2. The polycrystalline microcomposite according to claim 1 wherein said continuous metal carbide phase is hafnium carbide.

3. The polycrystalline microcomposite according to claim 1 wherein said continuous metal carbide phase is niobium carbide.

4. The polycrystalline microcomposite according to claim 1 wherein said continuous metal carbide phase is tantalum carbide.

5. The polycrystalline microcomposite according to claim 1 wherein said continuous metal carbide phase is titanium carbide.

6. The polycrystalline microcomposite according to claim 1 wherein said continuous metal carbide phase is vanadium carbide.

7. The polycrystalline microcomposite according to claim 1 wherein said continuous metal carbide phase is zirconium carbide.

8. The polycrystalline microcomposite according to claim 1 wherein said metal carbide phase ranges from about 20% by volume to about 30% by volume of said microcomposite and encapsulates more than about 90% by volume of said ceramic particles.

9. An electrically conducting polycrystalline microcomposite consisting essentially of a continuous phase of titanium carbide and a phase consisting essentially of ceramic particles, said continuous titanium carbide phase encapsulating at least about 20% by volume of said phase of ceramic particles and encapsulating or being intermixed with the balance of said ceramic particles, said titanium carbide phase having an average grain size of less than about 5 microns, said ceramic particles having an average particle size of less than about 5 microns and consisting essentially of ceramic grains and clusters of grains, all of said encapsulating titanium carbide phase encapsulating individual ceramic grains and/or individual clusters of grains, said microcomposite having a density greater than 98% of the theoretical density for said microcomposite, said continuous titanium carbide phase ranging from about 20% by volume to about 30% by volume of said microcomposite.

10. The microcomposite according to claim 9 wherein said ceramic particles are Al.sub.2 O.sub.3.
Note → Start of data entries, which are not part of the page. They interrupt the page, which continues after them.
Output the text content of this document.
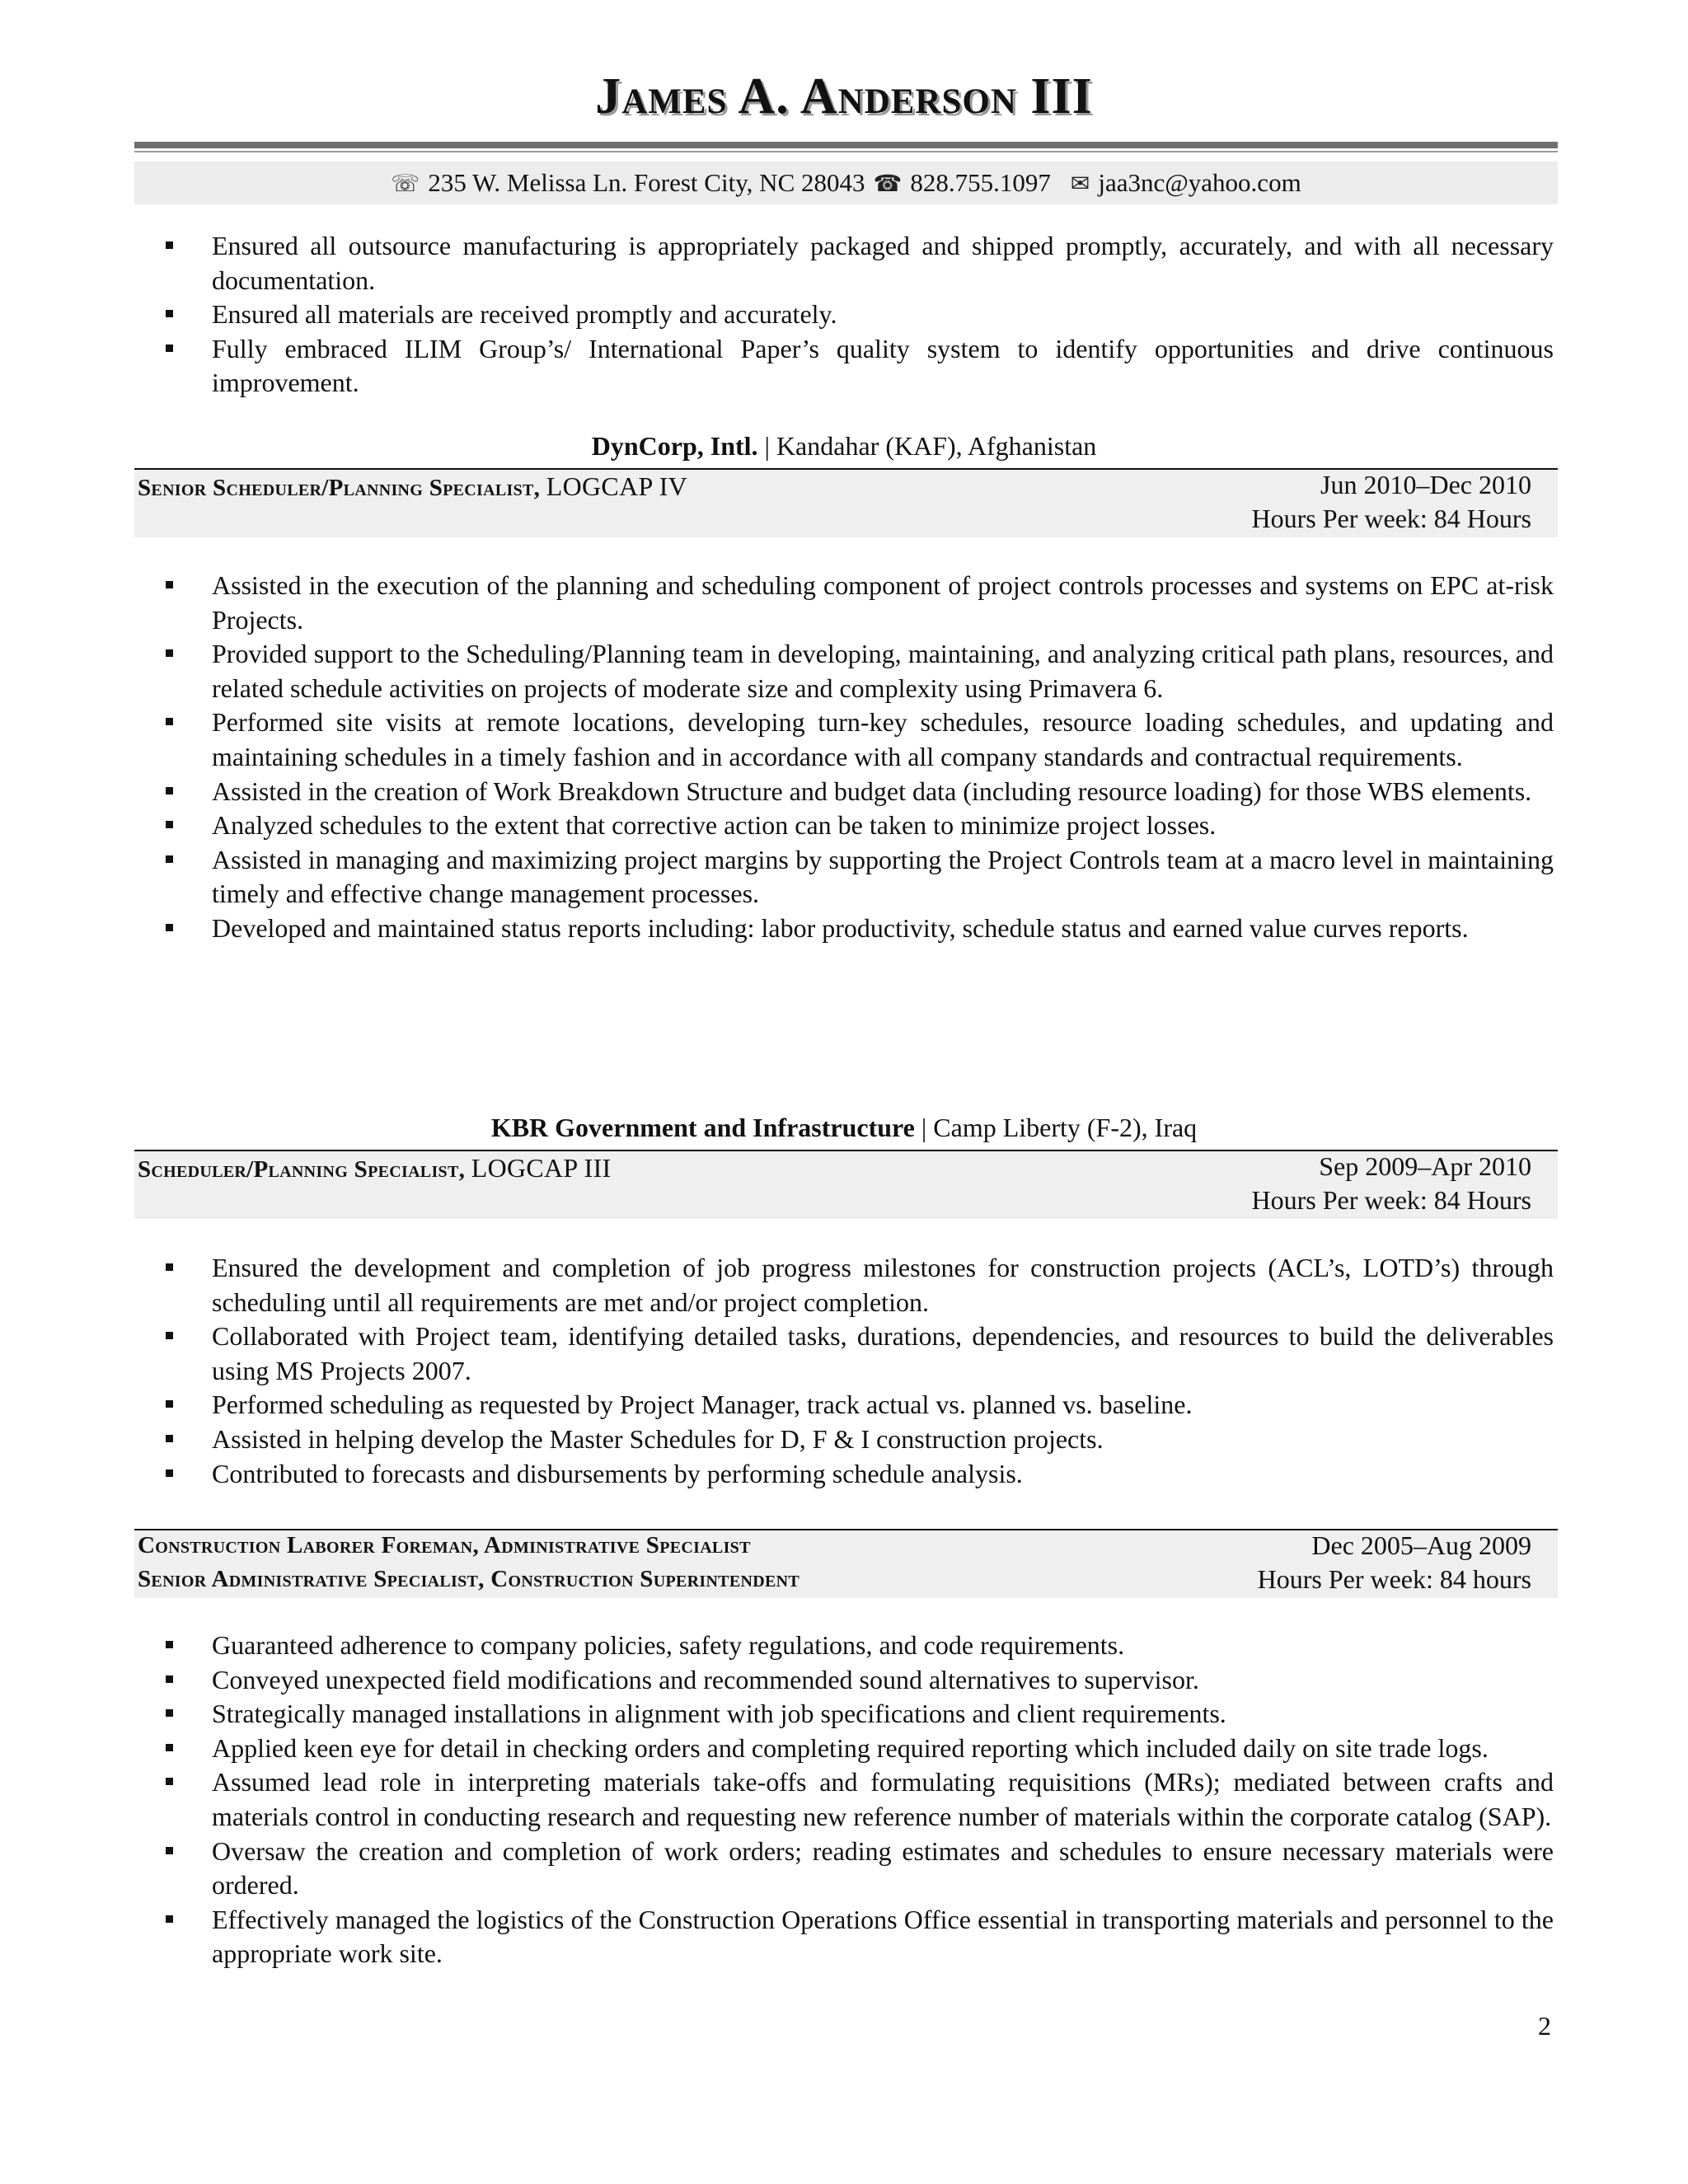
James A. Anderson III
☏ 235 W. Melissa Ln. Forest City, NC 28043 ☎ 828.755.1097 ✉ jaa3nc@yahoo.com
Ensured all outsource manufacturing is appropriately packaged and shipped promptly, accurately, and with all necessary documentation.
Ensured all materials are received promptly and accurately.
Fully embraced ILIM Group’s/ International Paper’s quality system to identify opportunities and drive continuous improvement.
DynCorp, Intl. | Kandahar (KAF), Afghanistan
Senior Scheduler/Planning Specialist, LOGCAP IV	Jun 2010–Dec 2010
Hours Per week: 84 Hours
Assisted in the execution of the planning and scheduling component of project controls processes and systems on EPC at-risk Projects.
Provided support to the Scheduling/Planning team in developing, maintaining, and analyzing critical path plans, resources, and related schedule activities on projects of moderate size and complexity using Primavera 6.
Performed site visits at remote locations, developing turn-key schedules, resource loading schedules, and updating and maintaining schedules in a timely fashion and in accordance with all company standards and contractual requirements.
Assisted in the creation of Work Breakdown Structure and budget data (including resource loading) for those WBS elements.
Analyzed schedules to the extent that corrective action can be taken to minimize project losses.
Assisted in managing and maximizing project margins by supporting the Project Controls team at a macro level in maintaining timely and effective change management processes.
Developed and maintained status reports including: labor productivity, schedule status and earned value curves reports.
KBR Government and Infrastructure | Camp Liberty (F-2), Iraq
Scheduler/Planning Specialist, LOGCAP III	Sep 2009–Apr 2010
Hours Per week: 84 Hours
Ensured the development and completion of job progress milestones for construction projects (ACL’s, LOTD’s) through scheduling until all requirements are met and/or project completion.
Collaborated with Project team, identifying detailed tasks, durations, dependencies, and resources to build the deliverables using MS Projects 2007.
Performed scheduling as requested by Project Manager, track actual vs. planned vs. baseline.
Assisted in helping develop the Master Schedules for D, F & I construction projects.
Contributed to forecasts and disbursements by performing schedule analysis.
Construction Laborer Foreman, Administrative Specialist	Dec 2005–Aug 2009
Senior Administrative Specialist, Construction Superintendent	Hours Per week: 84 hours
Guaranteed adherence to company policies, safety regulations, and code requirements.
Conveyed unexpected field modifications and recommended sound alternatives to supervisor.
Strategically managed installations in alignment with job specifications and client requirements.
Applied keen eye for detail in checking orders and completing required reporting which included daily on site trade logs.
Assumed lead role in interpreting materials take-offs and formulating requisitions (MRs); mediated between crafts and materials control in conducting research and requesting new reference number of materials within the corporate catalog (SAP).
Oversaw the creation and completion of work orders; reading estimates and schedules to ensure necessary materials were ordered.
Effectively managed the logistics of the Construction Operations Office essential in transporting materials and personnel to the appropriate work site.
2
11. An electrically conducting polycrystalline microcomposite consisting essentially of a continuous interconnecting phase of a carbide of a metal selected from the group consisting of hafnium, niobium, tantalum, titanium, vanadium, zirconium and mixtures thereof and a phase consisting essentially of ceramic particles, said continuous metal carbide phase encapsulating more than about 90% by volume of said ceramic particles and encapsulating or being intermixed with the balance of said ceramic particles, said metal carbide phase having an average grain size of less than about 5 microns, said ceramic particles having an average particle size of less than about 5 microns and consisting essentially of ceramic grains and clusters of grains, all of said encapsulating metal carbide phase encapsulating individual ceramic grains and/or individual clusters of grains, said microcomposite having a density greater than 98% of the theoretical density for said microcomposite, said phase of ceramic particle ranging from about 45% by volume to about 80% by volume of said microcomposite.